ただ、苦言を呈するなら自分は第12話がかなり苦手だった。この回は第11話に続き坂本監督が担当していて、ゲストで登場した轟の変身するガオレッドに寄せたエフェクトやアクションが展開されていたのだが、自分がこの番組に求めていたのはこれではないなあと。ガオレンジャーは世代ど真ん中で、パワーアニマルの玩具もほぼ家にあったくらい自分にとって深い思い出のある作品だし、ガオメインバスターだけでなくファルコンサモナーまで出してくれるのは本当に嬉しかったのだけれど、やはり自分が観たい『ゴジュウジャー』はこんなまともな過去作リスペクト番組ではないのである。もっと頭のネジを外してほしい。

 

また、第12話は井上氏ではなく『爆上戦隊ブンブンジャー』も書いていた樋口達人脚本だったのもモヤモヤに起因している。第11話はかなり面白く、さすがアイドルアニメを手掛けていただけあって陸王の台詞回しが本当にツボだったのだが、打って変わってシリアスモードのストーリーにシフトした第12話は全然楽しめなかった。ネットで検索すると逆に第12話だけは楽しめたみたいな人も多かったので、やはりこれまでと比べて毛色の違う回だったのかなと思っている。自分的には『ゴジュウジャー』には独自の路線を突き進みずっと無法っぷりを発揮してほしいと思っているので、過去番組リスペクトや落ち着いたエピソードはそこまで嬉しくない。あくまで好みの話なので、第12話に感動した人の気持ちにまで喧嘩を売るつもりはないが。

 

とはいえ、座組によっては真面目に過去作リスペクトもできるということが証明されたエピソードではあると思う。
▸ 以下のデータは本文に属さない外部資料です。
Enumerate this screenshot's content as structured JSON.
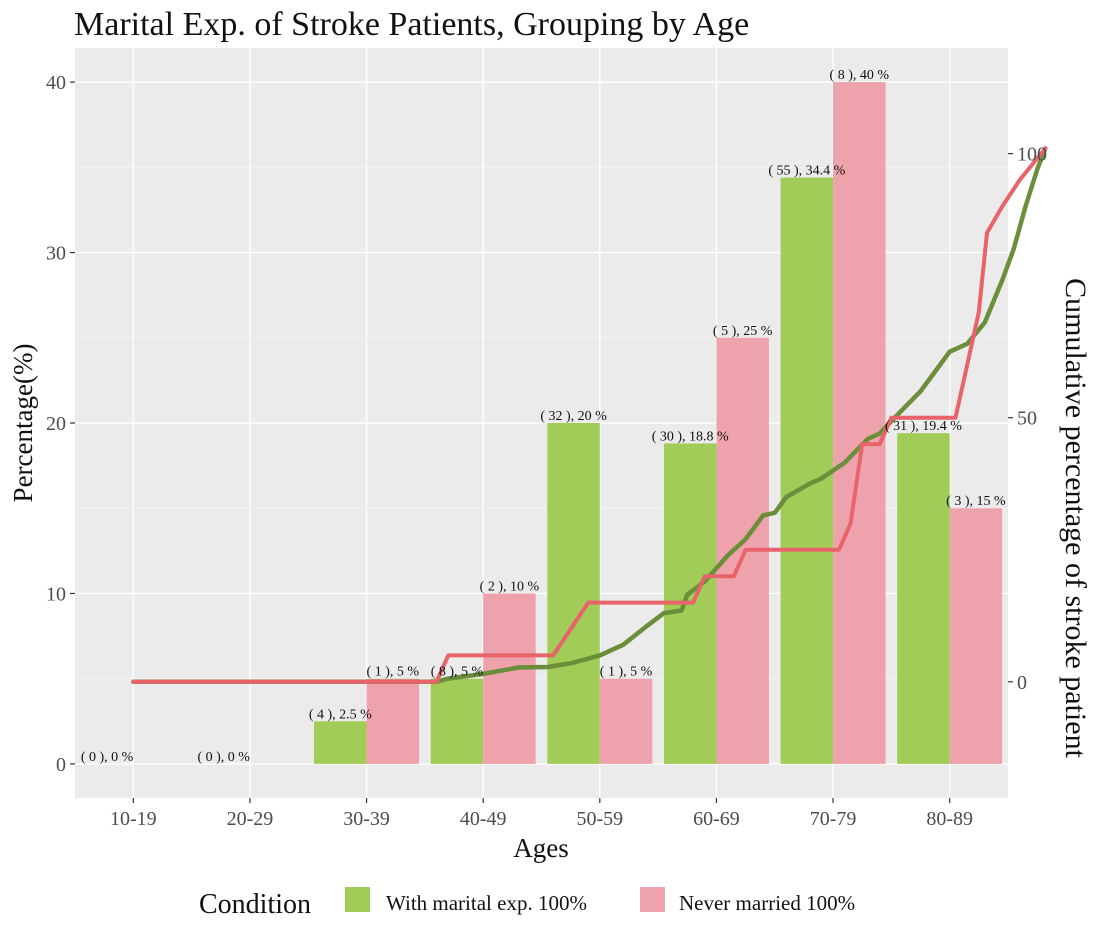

つまり『ゴジュウジャー』は結構何でも屋になってきており、そういう意味ではスーパー戦隊らしい作品と言えるのではないだろうか。ほとんど一人の脚本家に任せた『ゼンカイジャー』~『キングオージャー』辺りはかなり個性的で、「その人にしか出せない味」で視聴者の心を掴んでいた。だからこそ『ブンブンジャー』で多くの脚本家が分担した構成は逆に新鮮に感じられ、バラエティ色豊かな作品が出来ていたと思う。『ゴジュウジャー』もやはり癖の強い井上脚本だけでなく、多くの人々の力を借りて一年間を駆け抜けていくほうが、よりファン層の拡大にはつながっていくのではないかなと。井上脚本が視聴の一番の理由である自分にとってはちょっと何とも言えない話なのだが。

 

玩具を買わないと決めた自分でさえDXテガソードには手を出してしまいそうになるくらい、1クール時点でこの番組に心を奪われているわけだが、このテンションで1年間続いてくれるのだろうという安心感があり、毎週がとにかく楽しみで仕方がない。謎解きや伏線回収が番組のメインでないということは、テイストや雰囲気で勝負しているということでもある。ミステリー要素で視聴者を釘付けにする番組だと、種明かしに「なんだこんなもんか…」とガッカリしてしまうことも多いのだが、『ゴジュウジャー』はそこをメインにしていないために安心して観ることができるのだ。話がどう動くか分からないとか、この物語がどこに行き着くのか分からないとか、そういう大きな流れによる輝きではなく、毎週毎週の楽しさをウリにしているというのがとにかく嬉しい。思えば『暴太郎戦隊ドンブラザーズ』の時もそうだった。1週間が楽しみになる番組という意味では、両者はかなり近く、実際作り手もそれを目指していることが窺える。

 

Xで検索すると「ゴジュウジャー つまらない」とサジェストに出てきて結構驚いたのだが、そりゃあ好き嫌いはあるよなあと。ただ、自分はこの手の作風が大好きなので、ぜひこのテンションで残り9ヶ月突き進んでいってほしい。ゆくゆく出るであろう本当の追加戦士もかなり楽しみにしている。